The MHV-68 miRNAs were shown to be efficiently associated with the RISC by immunoprecipitation using a monoclonal anti-mouse Ago2 antibody, implying that they are functional. However, the functions of the MHV-68 miRNAs still remain unknown. By matching the seed sequences of the MHV-68 miRNAs, we found that they are predicted to target both viral and cellular proteins (data not shown). The abundance of the MHV-68 miRNAs might also imply that they could function by occupying the cellular RISC machinery, thus interfering with the normal cellular miRNA pathways. The attenuated but nonlethal phenotype of an MHV-68 mutant virus lacking the first 9.5 kbp of the genome, including all vtRNAs and miRNAs, indicated that the vtRNAs and miRNAs are not absolutely essential for lytic replication or for the establishment and maintenance of latency (11
Apart from the MHV-68 miRNAs, the deep-sequencing data also allowed us to analyze the expression signature of the cellular miRNAs in uninfected versus infected NIH 3T3 cells. mmu-mir-15b and mmu-mir-16 were shown to be upregulated after infection, and this observation was validated by Northern blotting.
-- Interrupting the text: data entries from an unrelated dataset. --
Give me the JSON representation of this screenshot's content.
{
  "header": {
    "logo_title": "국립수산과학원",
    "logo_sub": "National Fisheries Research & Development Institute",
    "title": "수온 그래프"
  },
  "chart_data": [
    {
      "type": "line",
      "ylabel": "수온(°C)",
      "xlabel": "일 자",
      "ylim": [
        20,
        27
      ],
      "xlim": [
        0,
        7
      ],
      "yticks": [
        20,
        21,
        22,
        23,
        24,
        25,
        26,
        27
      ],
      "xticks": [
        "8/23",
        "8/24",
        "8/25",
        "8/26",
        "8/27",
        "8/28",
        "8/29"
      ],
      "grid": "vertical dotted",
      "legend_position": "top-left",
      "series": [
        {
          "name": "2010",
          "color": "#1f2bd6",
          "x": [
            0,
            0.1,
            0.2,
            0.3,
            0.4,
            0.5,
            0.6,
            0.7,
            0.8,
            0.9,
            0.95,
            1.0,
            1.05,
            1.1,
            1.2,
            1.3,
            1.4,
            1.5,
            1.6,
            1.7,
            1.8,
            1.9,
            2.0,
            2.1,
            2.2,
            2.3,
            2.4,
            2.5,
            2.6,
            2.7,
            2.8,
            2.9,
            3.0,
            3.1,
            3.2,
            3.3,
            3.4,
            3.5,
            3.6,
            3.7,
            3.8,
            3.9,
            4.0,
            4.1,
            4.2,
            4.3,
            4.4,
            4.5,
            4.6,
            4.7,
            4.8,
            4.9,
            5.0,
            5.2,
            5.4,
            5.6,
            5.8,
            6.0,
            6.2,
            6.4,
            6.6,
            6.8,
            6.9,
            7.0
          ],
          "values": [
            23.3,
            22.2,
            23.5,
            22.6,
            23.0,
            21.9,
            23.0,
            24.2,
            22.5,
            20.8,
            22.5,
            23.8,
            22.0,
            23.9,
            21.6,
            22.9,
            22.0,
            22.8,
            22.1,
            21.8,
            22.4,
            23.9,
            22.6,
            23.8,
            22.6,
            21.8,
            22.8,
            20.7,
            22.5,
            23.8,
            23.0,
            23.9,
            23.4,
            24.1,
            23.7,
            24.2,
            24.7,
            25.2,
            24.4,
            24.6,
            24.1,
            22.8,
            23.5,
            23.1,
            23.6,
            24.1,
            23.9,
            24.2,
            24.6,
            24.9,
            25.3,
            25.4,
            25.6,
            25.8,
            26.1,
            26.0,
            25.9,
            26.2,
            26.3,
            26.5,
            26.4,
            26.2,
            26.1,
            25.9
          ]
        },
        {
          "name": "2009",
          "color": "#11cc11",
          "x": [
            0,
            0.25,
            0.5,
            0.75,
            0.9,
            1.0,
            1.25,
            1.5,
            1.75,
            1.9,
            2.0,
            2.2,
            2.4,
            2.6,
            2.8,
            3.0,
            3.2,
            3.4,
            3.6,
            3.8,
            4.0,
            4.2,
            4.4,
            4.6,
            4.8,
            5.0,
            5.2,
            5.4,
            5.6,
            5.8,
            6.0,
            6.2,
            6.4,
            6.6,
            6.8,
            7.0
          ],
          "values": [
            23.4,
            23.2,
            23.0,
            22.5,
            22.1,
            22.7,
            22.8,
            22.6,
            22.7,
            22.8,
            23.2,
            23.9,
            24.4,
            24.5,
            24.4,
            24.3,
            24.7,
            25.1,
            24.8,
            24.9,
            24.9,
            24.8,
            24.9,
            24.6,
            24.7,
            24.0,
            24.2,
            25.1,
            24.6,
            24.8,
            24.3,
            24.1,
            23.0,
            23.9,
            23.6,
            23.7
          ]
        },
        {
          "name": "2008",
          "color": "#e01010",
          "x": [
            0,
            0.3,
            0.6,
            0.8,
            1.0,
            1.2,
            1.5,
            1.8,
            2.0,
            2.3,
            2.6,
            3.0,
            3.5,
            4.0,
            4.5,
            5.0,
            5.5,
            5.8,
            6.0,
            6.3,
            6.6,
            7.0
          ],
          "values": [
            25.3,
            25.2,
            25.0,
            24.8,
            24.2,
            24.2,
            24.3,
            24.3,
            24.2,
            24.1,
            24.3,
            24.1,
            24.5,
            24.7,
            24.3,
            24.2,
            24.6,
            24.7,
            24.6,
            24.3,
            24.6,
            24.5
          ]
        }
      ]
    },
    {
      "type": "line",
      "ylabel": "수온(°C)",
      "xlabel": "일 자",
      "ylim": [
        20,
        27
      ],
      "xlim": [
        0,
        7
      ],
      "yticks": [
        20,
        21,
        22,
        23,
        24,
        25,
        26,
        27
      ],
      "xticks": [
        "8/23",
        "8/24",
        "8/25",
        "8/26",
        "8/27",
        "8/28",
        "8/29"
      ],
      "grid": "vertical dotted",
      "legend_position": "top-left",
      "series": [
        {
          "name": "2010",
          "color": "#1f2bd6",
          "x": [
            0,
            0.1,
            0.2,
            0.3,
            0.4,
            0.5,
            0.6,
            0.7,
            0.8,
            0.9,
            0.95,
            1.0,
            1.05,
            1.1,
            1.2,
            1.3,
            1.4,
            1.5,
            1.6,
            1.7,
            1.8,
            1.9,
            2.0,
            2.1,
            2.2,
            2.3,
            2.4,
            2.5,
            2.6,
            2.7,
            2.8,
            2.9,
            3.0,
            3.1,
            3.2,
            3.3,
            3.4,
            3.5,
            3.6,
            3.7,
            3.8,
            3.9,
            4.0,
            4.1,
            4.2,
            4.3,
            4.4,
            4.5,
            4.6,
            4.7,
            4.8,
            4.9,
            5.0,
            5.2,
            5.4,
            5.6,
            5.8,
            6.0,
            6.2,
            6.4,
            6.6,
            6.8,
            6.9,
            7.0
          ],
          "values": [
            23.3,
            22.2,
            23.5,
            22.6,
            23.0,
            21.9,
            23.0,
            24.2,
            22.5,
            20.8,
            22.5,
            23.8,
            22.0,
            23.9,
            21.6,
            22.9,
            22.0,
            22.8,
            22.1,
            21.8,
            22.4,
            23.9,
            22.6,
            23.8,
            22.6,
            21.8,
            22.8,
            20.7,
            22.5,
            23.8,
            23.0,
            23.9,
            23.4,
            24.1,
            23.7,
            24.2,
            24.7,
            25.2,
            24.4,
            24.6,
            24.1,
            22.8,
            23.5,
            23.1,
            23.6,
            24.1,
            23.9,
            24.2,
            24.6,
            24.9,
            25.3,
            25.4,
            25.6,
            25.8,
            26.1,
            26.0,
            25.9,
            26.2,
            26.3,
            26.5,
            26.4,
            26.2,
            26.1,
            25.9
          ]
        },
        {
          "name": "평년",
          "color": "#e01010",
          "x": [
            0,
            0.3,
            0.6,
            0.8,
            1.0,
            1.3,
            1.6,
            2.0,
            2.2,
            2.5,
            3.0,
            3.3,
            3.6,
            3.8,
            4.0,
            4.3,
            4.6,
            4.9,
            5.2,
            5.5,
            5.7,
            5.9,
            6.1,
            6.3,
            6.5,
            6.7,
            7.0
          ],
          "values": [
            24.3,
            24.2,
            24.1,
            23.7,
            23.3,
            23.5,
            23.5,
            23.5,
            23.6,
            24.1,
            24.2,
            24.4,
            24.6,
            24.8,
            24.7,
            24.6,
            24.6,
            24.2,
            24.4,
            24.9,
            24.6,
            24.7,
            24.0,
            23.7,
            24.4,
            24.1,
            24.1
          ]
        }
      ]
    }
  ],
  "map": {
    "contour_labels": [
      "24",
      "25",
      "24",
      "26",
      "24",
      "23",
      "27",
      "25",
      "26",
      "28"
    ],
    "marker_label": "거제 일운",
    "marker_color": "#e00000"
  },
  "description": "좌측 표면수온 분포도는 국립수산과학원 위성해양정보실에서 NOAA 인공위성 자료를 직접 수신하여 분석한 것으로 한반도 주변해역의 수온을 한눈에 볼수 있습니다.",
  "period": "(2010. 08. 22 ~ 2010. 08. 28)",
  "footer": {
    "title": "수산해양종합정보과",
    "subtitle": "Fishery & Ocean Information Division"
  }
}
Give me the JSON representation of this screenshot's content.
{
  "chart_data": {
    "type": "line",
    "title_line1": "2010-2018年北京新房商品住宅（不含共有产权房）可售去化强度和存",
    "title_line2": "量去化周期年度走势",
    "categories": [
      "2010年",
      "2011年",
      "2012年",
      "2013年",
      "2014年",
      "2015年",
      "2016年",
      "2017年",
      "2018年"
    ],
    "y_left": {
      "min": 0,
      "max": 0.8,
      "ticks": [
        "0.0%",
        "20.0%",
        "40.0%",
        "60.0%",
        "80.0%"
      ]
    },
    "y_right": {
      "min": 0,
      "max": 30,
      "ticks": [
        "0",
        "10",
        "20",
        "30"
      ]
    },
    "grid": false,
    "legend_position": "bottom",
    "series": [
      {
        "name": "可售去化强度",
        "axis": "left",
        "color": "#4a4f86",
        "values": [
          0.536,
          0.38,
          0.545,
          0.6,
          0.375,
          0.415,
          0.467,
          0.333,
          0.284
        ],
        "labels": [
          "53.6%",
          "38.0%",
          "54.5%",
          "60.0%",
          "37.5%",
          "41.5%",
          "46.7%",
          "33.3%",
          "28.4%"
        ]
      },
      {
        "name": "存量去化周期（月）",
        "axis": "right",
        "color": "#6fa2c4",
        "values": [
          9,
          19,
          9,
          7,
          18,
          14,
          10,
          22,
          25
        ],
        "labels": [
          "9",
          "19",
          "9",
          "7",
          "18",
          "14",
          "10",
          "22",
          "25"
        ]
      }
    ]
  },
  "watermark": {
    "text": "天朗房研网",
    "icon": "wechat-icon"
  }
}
Interestingly, in our previous study (49
), hsa-mir-15a and hsa-mir-16 were found to be upregulated in EBV-infected nasopharyngeal carcinoma samples compared to their expression in healthy control tissues, and the tumor suppressor BRCA-1 was validated as one of the target genes of hsa-mir-15a and hsa-mir-16. Here we could also show that upregulation of mmu-mir-16 and mmu-mir-15b correlated with lower BRCA-1 expression in infected NIH 3T3 cells than in uninfected cells. Notably, other authors reported that NIH 3T3 cells, expressing an RNA transcript that is antisense to the BRCA-1 mRNA and that thus inhibited the expression of BRCA-1 protein, showed accelerated and anchorage-independent growth and tumorigenicity in nude mice (36
Taken together, we have performed deep sequencing of small RNAs expressed in lytically infected NIH 3T3 cells and in persistently infected S11 cells in order to more completely define the miRNA coding potential of MHV-68. Our analysis identified 6 novel MHV-68 miRNAs and additionally provided the first comprehensive overview of both MHV-68 and cellular miRNA expression in infected cells. Our data will aid in the full exploration of the functions of γHV miRNAs.